The observation that the pathogenesis of femoral head deformity in Legg-Calve-Perthes disease (LCPD) relates to bone resorption without subsequent coupled bone formation leads quickly to the hypothesis that antiresorptive agents may provide a useful adjunctive avenue for therapy. Robust bone catabolism in the absence of anabolism can only lead to femoral head deformity.


The published data on bisphosphonate use in models of LCPD was reviewed.

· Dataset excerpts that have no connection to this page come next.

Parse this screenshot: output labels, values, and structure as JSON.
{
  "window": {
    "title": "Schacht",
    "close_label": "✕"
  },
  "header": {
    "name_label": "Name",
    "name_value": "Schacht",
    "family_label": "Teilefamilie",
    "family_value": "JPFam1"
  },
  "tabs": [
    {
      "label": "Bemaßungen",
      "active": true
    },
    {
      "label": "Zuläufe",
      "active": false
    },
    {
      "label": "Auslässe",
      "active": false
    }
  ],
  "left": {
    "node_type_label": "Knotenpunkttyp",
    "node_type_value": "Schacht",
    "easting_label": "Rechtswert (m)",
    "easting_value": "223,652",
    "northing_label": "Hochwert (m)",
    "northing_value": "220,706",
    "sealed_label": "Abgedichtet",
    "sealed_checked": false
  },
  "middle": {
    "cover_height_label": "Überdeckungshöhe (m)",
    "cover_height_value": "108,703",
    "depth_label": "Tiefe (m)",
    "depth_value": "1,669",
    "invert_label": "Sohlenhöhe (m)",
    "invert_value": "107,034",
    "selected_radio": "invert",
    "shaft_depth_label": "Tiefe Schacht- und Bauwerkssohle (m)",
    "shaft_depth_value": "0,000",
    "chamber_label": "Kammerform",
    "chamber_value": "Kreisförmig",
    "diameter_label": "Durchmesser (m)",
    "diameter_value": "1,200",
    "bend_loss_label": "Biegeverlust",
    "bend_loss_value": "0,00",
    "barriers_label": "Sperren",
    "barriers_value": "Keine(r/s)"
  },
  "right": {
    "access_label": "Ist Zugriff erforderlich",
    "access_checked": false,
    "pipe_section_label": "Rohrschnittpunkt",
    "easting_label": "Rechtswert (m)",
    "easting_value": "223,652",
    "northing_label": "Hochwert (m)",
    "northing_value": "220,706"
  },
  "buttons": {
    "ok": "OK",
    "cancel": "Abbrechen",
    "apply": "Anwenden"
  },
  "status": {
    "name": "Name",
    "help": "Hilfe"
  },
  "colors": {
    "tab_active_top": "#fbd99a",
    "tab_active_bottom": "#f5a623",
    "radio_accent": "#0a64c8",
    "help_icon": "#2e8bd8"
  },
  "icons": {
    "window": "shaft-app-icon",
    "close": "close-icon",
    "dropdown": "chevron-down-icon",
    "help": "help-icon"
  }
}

Multiple animal studies support the further investigation of bisphosphonates and other anticatabolic agents in LCPD. Clinical data is only now starting to be gathered on the basis of animal and safety data.Rodent studies of traumatic and spontaneous osteonecrosis confirm that femoral head shape can be preserved by systemic bisphosphonate administration. Large animal piglet studies also show better preservation of the femoral head shape with systemic and local bisphosphonate administration, and also illustrate that systemic therapy requires initial revascularization of the necrotic head before its distribution within the head-a potential drawback of systemic therapy. Timing of effective dosing is likely to be very important. If the goal of treatment is to prevent deformity, then the window of therapy may be limited to an early stage of the disease before the significant collapse of the head.Although limiting bone resorption and preserving femoral head shape with bisphosphonates or other anticatabolic drugs may be of use, anabolic stimulation to speed up healing and new bone formation may also be desirable. Physical factors such as weight relief and activity modification may be important as the mechanical properties of the necrotic femoral head are significantly compromised during healing. The inflammatory nature of early LCPD is likely to also play a role in pathogenesis. These factors cannot be addressed by the use of antiosteoclastic therapy alone.


Further basic science and clinical studies are required to clarify the role of bisphosphonates as adjunctive therapy in LCPD.